In this instance, the United States provided a list identifying the individuals who it believed to be victims of the defendants' scheme to the Probation Office and defendants, including the names and known addresses or last-known whereabouts of the victims, as well as the amount of loss sought on their behalf by the United States based on the evidence available. The Probation Office provided notice to the identified victims to the extent practicable and received Declarations of Victim Losses (Form PROB 72) in return, which were entered in the record of this matter. Additionally, the Court understands that the United States provided the defendants with the amounts of loss that it sought to prove as well as access to any evidence upon which the United States' relied with respect to its position on the amount of loss or might rely in support of its position well in advance of the hearings on the restitution matter. Defendant Corey Garner was provided an opportunity to review those materials and had the opportunity to question Special Agent Alan Lowe at the hearing convened in this matter. Thus, even if the procedural aspects of the MVRA were not followed to the letter, the Court concludes that the spirit of the requirements was met — disclosure, the opportunity for meaningful review of the evidence and the conclusions to be drawn from them, and the provision of adequate opportunity to raise objections and argument concerning restitution.

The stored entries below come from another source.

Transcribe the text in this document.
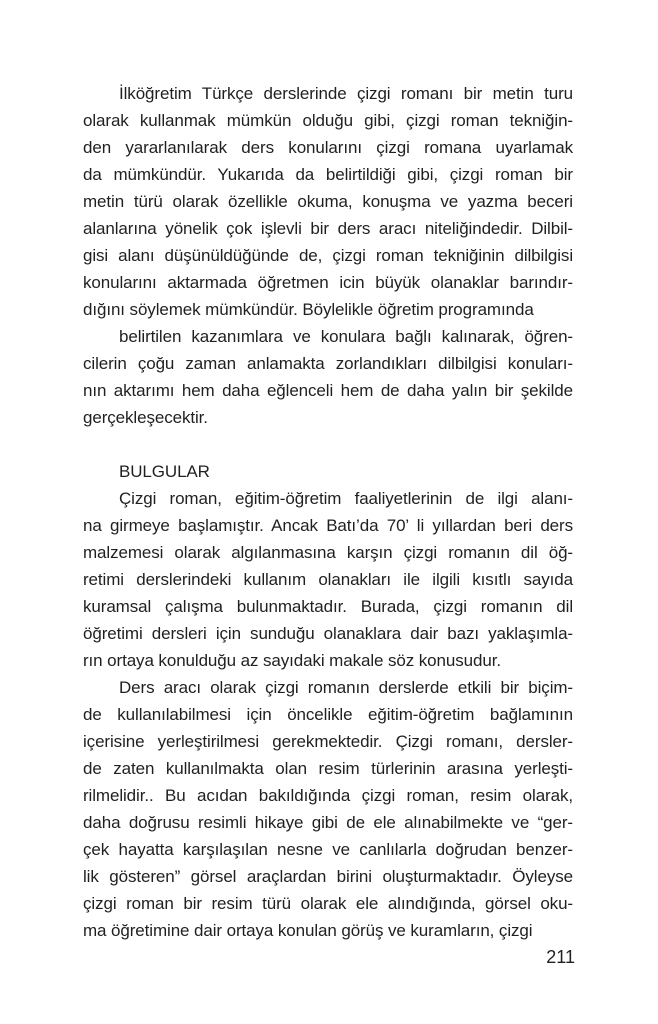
İlköğretim Türkçe derslerinde çizgi romanı bir metin turu
olarak kullanmak mümkün olduğu gibi, çizgi roman tekniğin-
den yararlanılarak ders konularını çizgi romana uyarlamak
da mümkündür. Yukarıda da belirtildiği gibi, çizgi roman bir
metin türü olarak özellikle okuma, konuşma ve yazma beceri
alanlarına yönelik çok işlevli bir ders aracı niteliğindedir. Dilbil-
gisi alanı düşünüldüğünde de, çizgi roman tekniğinin dilbilgisi
konularını aktarmada öğretmen icin büyük olanaklar barındır-
dığını söylemek mümkündür. Böylelikle öğretim programında
belirtilen kazanımlara ve konulara bağlı kalınarak, öğren-
cilerin çoğu zaman anlamakta zorlandıkları dilbilgisi konuları-
nın aktarımı hem daha eğlenceli hem de daha yalın bir şekilde
gerçekleşecektir.
BULGULAR
Çizgi roman, eğitim-öğretim faaliyetlerinin de ilgi alanı-
na girmeye başlamıştır. Ancak Batı’da 70’ li yıllardan beri ders
malzemesi olarak algılanmasına karşın çizgi romanın dil öğ-
retimi derslerindeki kullanım olanakları ile ilgili kısıtlı sayıda
kuramsal çalışma bulunmaktadır. Burada, çizgi romanın dil
öğretimi dersleri için sunduğu olanaklara dair bazı yaklaşımla-
rın ortaya konulduğu az sayıdaki makale söz konusudur.
Ders aracı olarak çizgi romanın derslerde etkili bir biçim-
de kullanılabilmesi için öncelikle eğitim-öğretim bağlamının
içerisine yerleştirilmesi gerekmektedir. Çizgi romanı, dersler-
de zaten kullanılmakta olan resim türlerinin arasına yerleşti-
rilmelidir.. Bu acıdan bakıldığında çizgi roman, resim olarak,
daha doğrusu resimli hikaye gibi de ele alınabilmekte ve “ger-
çek hayatta karşılaşılan nesne ve canlılarla doğrudan benzer-
lik gösteren” görsel araçlardan birini oluşturmaktadır. Öyleyse
çizgi roman bir resim türü olarak ele alındığında, görsel oku-
ma öğretimine dair ortaya konulan görüş ve kuramların, çizgi
211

Accordingly, for all of the reasons stated during the hearing and in this Memorandum Opinion and Order, the Court concludes that the United States has borne the burden of demonstrating by a preponderance of the evidence that restitution is owed to those individuals identified by Agent Lowe and listed in the spreadsheets. From the evidence presented, the Court concludes that each of those individuals is a person directly and proximately harmed by a co-conspirator's conduct in the course of the scheme, conspiracy, or pattern charged in this matter and that each of the defendants should be held jointly and severally liable for all foreseeable losses within the scope of their involvement in the conspiracy regardless of whether each individual's specific loss is attributable to the particular conspirator being held liable. See 18 U.S.C. § 3663A(a)(2). The Court modifies its decision as announced on April 20, 2015, in one respect. Agent Lowe testified that the amount of loss sustained by the individual victims was $1,807,517.06, as reflected on the Master Victim List. The list specific to Defendant Garner, which Agent Lowe testified should reflect the entire amount of loss attributable to the Garner group for the course of the conspiracy, states a loss amount of $1,807,520.06. The three dollar discrepancy appears to be due to typographical error in the information for Victim # 95. The Master Victim List indicates that he sustained a loss of $8,884.00, and the list specific Defendant Garner indicates that this victim sustained a loss of $8,887.00. Victim # 95's loss is reported as $8,884.00 on the lists provided specific to loss attributable to Defendants Harold Smith, Eli Holley, Sabrina Carmichael, and Brooks Sowell. The Court concludes that the lesser amount is correct.
Accordingly, restitution is ordered, jointly and severally, in the amount of $1,807,517.06 for Defendant Nicholas Corey Garner.